2010-09-18 / Editorials & Letters

Guess it wasn’t a no-brainer!

Here’s Stewart Avenue at Ohio 79 on Monday morning just before paving. There’s a smattering of tack coat for a few feet and a surface covered with loose dirt, stones and debris. Beacon photo by Charles Prince. Here’s Stewart Avenue at Ohio 79 on Monday morning just before paving. There’s a smattering of tack coat for a few feet and a surface covered with loose dirt, stones and debris. Beacon photo by Charles Prince. Three weeks ago we wrote here about our concerns about how Buckeye Lake streets are being repaved. Our concern arose when we saw that Chemcote, the village’s contractor, wasn’t applying a bond or tack coat to the existing surface nor cleaning the roadway in front of the paver. Both are critical steps to get the new asphalt to stick to the existing surface. That’s particularly important when the new layer – two inches compacted to about one inch – is so thin.

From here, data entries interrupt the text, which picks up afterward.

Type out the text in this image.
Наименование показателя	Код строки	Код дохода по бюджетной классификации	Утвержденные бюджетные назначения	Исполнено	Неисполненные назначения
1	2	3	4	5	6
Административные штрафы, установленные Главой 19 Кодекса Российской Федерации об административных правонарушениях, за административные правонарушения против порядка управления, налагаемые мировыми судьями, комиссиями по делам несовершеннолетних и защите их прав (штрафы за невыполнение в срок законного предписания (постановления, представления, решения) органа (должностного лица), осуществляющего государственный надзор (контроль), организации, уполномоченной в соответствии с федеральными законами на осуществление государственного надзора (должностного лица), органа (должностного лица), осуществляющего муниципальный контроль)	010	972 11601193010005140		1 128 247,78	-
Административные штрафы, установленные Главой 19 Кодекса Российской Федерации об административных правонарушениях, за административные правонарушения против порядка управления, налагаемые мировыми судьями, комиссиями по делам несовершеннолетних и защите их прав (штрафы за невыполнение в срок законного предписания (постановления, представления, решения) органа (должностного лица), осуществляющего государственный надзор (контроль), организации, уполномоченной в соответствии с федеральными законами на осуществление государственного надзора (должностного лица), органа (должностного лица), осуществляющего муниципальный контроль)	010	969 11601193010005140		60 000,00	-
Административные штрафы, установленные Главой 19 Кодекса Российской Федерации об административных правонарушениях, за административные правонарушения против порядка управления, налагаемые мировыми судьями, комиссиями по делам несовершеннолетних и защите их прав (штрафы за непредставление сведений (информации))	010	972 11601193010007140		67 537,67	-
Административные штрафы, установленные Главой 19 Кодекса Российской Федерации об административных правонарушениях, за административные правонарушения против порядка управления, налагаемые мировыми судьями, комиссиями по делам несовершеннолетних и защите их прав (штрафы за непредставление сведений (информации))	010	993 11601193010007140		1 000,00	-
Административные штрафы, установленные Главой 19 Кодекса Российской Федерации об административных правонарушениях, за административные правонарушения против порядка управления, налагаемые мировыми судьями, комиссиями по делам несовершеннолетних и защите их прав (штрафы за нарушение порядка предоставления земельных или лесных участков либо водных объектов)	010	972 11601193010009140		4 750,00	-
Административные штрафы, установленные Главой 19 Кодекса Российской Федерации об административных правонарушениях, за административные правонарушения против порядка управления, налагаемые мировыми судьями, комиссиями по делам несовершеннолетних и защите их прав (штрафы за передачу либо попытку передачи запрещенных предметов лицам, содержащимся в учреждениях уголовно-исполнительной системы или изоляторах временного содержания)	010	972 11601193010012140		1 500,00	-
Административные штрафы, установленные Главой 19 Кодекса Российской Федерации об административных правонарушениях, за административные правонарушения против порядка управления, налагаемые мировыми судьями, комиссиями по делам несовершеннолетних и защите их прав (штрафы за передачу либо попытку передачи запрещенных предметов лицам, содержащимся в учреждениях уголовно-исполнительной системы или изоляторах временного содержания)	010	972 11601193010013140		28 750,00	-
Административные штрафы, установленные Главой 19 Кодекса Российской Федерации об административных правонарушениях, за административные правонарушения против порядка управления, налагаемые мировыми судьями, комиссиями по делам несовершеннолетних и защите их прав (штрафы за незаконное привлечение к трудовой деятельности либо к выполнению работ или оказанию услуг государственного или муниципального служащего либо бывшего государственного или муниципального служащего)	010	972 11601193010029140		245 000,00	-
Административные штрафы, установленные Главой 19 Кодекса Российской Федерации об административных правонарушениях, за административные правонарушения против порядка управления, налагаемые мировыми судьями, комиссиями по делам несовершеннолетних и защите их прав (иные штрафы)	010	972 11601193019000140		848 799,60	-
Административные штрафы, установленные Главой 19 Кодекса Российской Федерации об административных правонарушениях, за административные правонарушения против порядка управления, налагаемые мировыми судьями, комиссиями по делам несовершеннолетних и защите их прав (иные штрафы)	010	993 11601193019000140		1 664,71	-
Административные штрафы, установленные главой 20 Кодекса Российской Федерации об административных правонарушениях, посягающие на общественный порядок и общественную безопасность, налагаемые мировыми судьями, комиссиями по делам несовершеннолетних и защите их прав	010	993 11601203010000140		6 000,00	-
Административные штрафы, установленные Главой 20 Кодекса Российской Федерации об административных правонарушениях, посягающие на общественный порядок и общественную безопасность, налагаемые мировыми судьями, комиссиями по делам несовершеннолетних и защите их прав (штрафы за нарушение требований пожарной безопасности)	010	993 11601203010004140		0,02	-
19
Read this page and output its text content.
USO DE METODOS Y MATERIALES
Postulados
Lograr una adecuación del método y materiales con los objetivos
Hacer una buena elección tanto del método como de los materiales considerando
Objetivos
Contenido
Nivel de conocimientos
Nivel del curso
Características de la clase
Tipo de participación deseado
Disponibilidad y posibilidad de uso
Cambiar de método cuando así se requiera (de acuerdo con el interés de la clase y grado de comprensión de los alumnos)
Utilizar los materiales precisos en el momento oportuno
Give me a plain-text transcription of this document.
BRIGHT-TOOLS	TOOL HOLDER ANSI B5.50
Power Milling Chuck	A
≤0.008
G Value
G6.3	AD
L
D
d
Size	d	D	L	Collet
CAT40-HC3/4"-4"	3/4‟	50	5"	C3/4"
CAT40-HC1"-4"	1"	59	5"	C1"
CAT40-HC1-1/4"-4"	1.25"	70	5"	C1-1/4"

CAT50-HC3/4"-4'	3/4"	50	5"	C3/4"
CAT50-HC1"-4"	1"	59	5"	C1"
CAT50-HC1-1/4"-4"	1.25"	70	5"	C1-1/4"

Applying a bond or tack coat and “thoroughly” cleaning the existing surface are basic Ohio Department of Transportation specifications and represent industry best practices. Asphalt Institute publications echo ODOT specifications for a bond coat and “thoroughly” cleaning the existing surface. The Asphalt Institute recommends using a vacuum broom truck to pick up dust and loose particles. If one is not available, a rotary power broom “can be used.” Chemcote uses a rotary broom to clean up after the roadway is ground down, but not before paving.

When we raised our concerns with Buckeye Lake Mayor Rick Baker he called them ‘a no-brainer.’ We also noted that a Chemcote tack truck reappeared. Paving slowed or stopped for several days after we raised our concerns, but started moving fast again last week.

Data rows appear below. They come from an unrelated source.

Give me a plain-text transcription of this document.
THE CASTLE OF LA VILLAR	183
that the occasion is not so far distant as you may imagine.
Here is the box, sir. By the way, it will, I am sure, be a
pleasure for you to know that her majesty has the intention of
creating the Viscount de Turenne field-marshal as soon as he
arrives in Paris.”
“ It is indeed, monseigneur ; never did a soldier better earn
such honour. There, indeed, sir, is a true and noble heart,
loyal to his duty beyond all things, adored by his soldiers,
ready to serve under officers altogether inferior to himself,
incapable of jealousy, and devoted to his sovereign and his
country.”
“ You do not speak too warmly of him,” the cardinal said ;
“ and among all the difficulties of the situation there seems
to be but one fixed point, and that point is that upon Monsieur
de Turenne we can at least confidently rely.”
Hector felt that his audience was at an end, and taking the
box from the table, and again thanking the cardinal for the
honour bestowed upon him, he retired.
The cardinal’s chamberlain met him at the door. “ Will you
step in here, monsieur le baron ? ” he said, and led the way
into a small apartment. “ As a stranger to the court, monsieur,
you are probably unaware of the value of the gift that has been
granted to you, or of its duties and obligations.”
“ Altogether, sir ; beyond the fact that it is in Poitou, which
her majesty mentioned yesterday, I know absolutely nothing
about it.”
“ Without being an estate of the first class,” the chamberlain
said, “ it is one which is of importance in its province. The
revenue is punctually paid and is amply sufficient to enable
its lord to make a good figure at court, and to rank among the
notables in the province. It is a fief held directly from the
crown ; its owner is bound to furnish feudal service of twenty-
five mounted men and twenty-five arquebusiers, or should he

It appears that it wasn’t a ‘no brainer’ after all as little has changed. A token amount of tack coat is being applied at some intersections. On Monday, it was a single 6-8 foot wide pass for about 20 feet from Ohio 79 on Everett and Stewart avenues. It wasn’t uniformly applied nor did it cover the entire width of the street or the joint where the new asphalt meets Ohio 79. As for ‘thoroughly’ cleaning, it was business as usual with the new asphalt going down over loose dirt, grindings, gravel and other debris. No effort was being made to remove loose particles, but a Chemcote employee was observed sweeping loose material ONTO the roadway in front of the paver. I suspect they would pave right over a flattened opossum if it was in the roadway.

I grew up in West Virginia where we had a name for this practice – election blacktop. That’s when elected officials lay down a thin layer of asphalt over whatever is there just before the election to impress voters. It generally broke up quickly, but by then the votes had been cast.

Three weeks ago Buckeye Lake officials had an opportunity to insist that Chemcote meet basic ODOT specifications and industry good practices. They failed to do so and their failure will cost residents dearly.

Yes, our repaved streets look great if you don’t look at the edges. The smooth ride is welcome relief after months of enduring trench ruts, pot holes and loose gravel. But it will be short lived. If we have another snowy or very wet winter, we’ll start seeing chunks of new asphalt breaking off. It will start on the generally base-less edges and spread from there. After two winters, our repaved roads will look a lot like they did last winter

We will have spent some $722,000 – a good chunk of it other people’s money thanks to the two grants awarded to the village – and have little to show for it. Unfortunately, the next time property owners will be paying most of the tab. It’s doubtful that grants will be available to redo a bungled job. And it will be very expensive. It’s likely to cost about $1 million to do the job right which includes adding aggregate berms to streets below surrounding grade. It would be even more expensive to build up below grade streets so storm water runs off the street rather than on to it.

Our current $722,000 expenditure comes pretty close to that $1 million or so do-it-right price tag, but thanks to this botched opportunity we will be starting back at zero.

A one mill property tax in Buckeye Lake Village raises $45,590 per year. To raise $1 million over three years will take a 7.3 mill levy. That costs the owner of a $100,000 home an extra $224 a year. Even waiting five years and enduring crumbling streets for several years will require a 4.4 mill levy. That’s still an extra $135 per year for a $100,000 home. It’s doubtful voters would approve either levy. After all it took several tries to approve a one mill levy for street lights.

Now three weeks later, we’re very close to squandering more than half a million dollars. Property owners might want to ask village officials why they ignored basic ODOT specifications and industry good practices. We should also ask our high-priced engineering firm the same question. Their representative watched this atrocity unfold daily. It just doesn’t make sense.